Getting a flu shot while pregnant appears to “significantly” reduce the risk of the baby getting influenza in its first six months, according to a new study.
Writing in the journal Pediatrics, researchers from the University of Utah School of Medicine found babies, whose mothers were vaccinated while pregnant, had a 70 percent reduction in laboratory-confirmed flu cases and an 80 percent reduction in flu-related hospitalizations.
The study's lead author, Pediatrician Julie H. Shakib said, "Babies cannot be immunized during their first six months, so they must rely on others for protection from the flu during that time. When pregnant women get the flu vaccine there are clear benefits for their infants."
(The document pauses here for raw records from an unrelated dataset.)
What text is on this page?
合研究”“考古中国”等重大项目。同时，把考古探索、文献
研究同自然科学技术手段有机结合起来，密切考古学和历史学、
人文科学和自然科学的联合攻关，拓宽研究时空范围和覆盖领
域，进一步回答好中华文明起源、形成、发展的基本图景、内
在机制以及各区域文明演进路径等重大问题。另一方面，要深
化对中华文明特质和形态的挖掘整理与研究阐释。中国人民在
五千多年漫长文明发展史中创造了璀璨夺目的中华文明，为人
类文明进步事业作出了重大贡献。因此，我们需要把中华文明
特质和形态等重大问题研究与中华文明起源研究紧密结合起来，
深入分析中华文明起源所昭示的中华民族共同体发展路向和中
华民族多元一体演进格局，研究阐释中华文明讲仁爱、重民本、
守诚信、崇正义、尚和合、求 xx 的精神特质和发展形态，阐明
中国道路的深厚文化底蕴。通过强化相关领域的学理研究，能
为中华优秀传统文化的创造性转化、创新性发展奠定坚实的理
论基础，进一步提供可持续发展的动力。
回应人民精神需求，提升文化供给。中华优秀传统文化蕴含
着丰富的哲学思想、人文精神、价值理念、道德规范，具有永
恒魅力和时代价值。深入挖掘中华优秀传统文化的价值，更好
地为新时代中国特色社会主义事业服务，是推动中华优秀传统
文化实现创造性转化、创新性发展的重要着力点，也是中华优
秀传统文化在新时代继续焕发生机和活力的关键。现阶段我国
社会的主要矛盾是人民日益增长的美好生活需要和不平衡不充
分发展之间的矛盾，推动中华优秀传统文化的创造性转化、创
Researchers say their findings are important because “pregnant women and young infants are among those at highest risk for dying from flu.”
The researchers came to their conclusions based on data from more than 245,000 health records of pregnant women and more than 249,000 infant records covering flu seasons from December of 2005 to March 2014.
The data also showed that from among the 658 babies who got the flu, 97 percent came from mothers who had not been vaccinated during pregnancy. Of those babies 151 were sick enough to require hospitalization, and 148 of those babies were born to women who had not been vaccinated.
To make sure the results were “not related to change” the researchers also examined cases of another sickness, respiratory syncytial virus, which often occurs in colder weather. They found that flu vaccinations had no effect on the number of babies getting sick with RSV.
The researchers said only about 50 percent of pregnant women reported getting flu shots last flu season and that these findings reveal more expecting mothers should get vaccinated.
"We just really hope more pregnant women get the vaccine," Shakib said. "That's the take-home message of the study."